ろう者陸上強化合宿

県庁陸上大会を欠席

7月17日(土)、18日(日)の2日間、山梨県にて開催された日本聴覚障害者陸上競技協会の強化合宿に参加してきた。

実は、17日は県庁陸上大会の開催された日でもあった。当初はこちらを手伝うつもりだったのだが、今回は理由あって「どうしても来い」ということで、本来4日間の合宿メニューの全くこなせないことを承知しつつ、出向いた。合宿を全日程参加できないことも申し訳ないけれど、最近、自分が一番、競技会に出場していながら、県庁陸上大会を手伝えなかったことが本当に申し訳ない。この場を借りて、お詫びします。

富士北麓

フジサン急行
フジサン急行

合宿、というのは来年1月に開催されるデフリンピックという、ろう者の国際大会に向けてのものだが、何にしても山梨は遠い。週末くらいは昼までゆっくり寝たいところ、早朝の新幹線に乗り込み、さらに電車を乗り継ぐこと8時間(*)。夕方前にようやく到着する。翌日も朝食後すぐに宿舎を後にして帰路につく。この遠さが分かっていたから二の足を踏んでいたもので、せっかくの3連休、疲れを余計にためるだけに行ったようなものである。

*不便な地域であるが、富士山の眺望を持つメリットを活かし、観光客(外国人客)誘致に成功している、という内容が、ちょうど今日付の新聞で紹介されている。いわく、「山梨県は空港・新幹線を持たず、海外からのアクセス面では最も不利な地域だが、人口約2万4千人のこの町(2003年11月に町村合併で誕生した富士河口湖町)が約8万5千人もの外国人客を集める。」
(7月19日付け日経新聞・ゼミナール「ニッポンの観光戦略」8)

ただ、会場の富士北麓は確かに練習にはいい環境だった。連日、猛暑が続いている中、河口湖駅に降り立つだけで風の涼しいことに驚く。僕も一応、夕方、ジョグをしてみたのだが、汗が全くといっていいくらいに出ない。僕が汗の出にくい体質とはこのホームページで繰り返していることだけれど、ある一定の温度を超えるとさすがに人並みに汗はかく。この暑さでは吹き出る。ところが富士山を臨む鳴沢村では、ぴたっと汗が止まる。面白いくらいに。加えて、移動の疲れもあったろうけれど、標高が高いせいもあって、ジョグだけで苦しい。足を前に出すのが精一杯といっていいくらいに。高地トレーニングとはいえないまでも、いい負荷にはなると思う。
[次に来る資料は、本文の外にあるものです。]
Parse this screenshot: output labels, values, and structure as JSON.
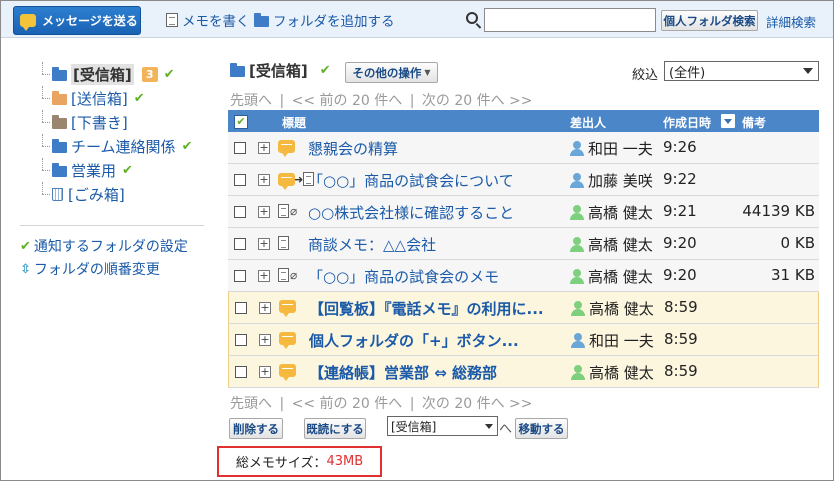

この日は夏休みに突入した日で、また、勤め人にも3連休の初日であったせいか、家族連れを多く見かけた。アテネオリンピック代表選手らも富士五湖周辺各地で合宿していたようだった。数日、1週間前後でも腰を落ち着けられたら、練習の効果はありそうである。近くの山梨学院大学が強いことも、また、関東の大学が体育会系も各種サークルも、強化であれ、遊びであれ、ここに集うわけがよく分かる。東京からだと直行バスも出ていて、全ては東京を中心にできているのだな、と少々、恨めしくも思えた。

普段、早朝ジョグ、早朝トレーニングなるものを絶対にしない低血圧の僕であるけれど、翌朝、20分ばかりのジョグも気持ちよかった。朝早い高原は、子どもの頃キャンプや集団宿泊訓練で味わったような甘い香りに包まれていた。

僕にとって今回の参加は、練習というより、顔見せ、顔合わせの意味が大きかった。特にろう者の場合、直に顔を合わせてのコミュニケーションが大事であるから。1年に1度、ろうあ者体育大会で会うか会わないかの仲間らと、一晩、過ごすだけでも、やはり気持ちは和んだ。わずかに選手3名の参加を、その3倍の役員、スタッフが支えてくれる有難みも痛感する。熱意が伝わってきて、僕にもいい刺激となった。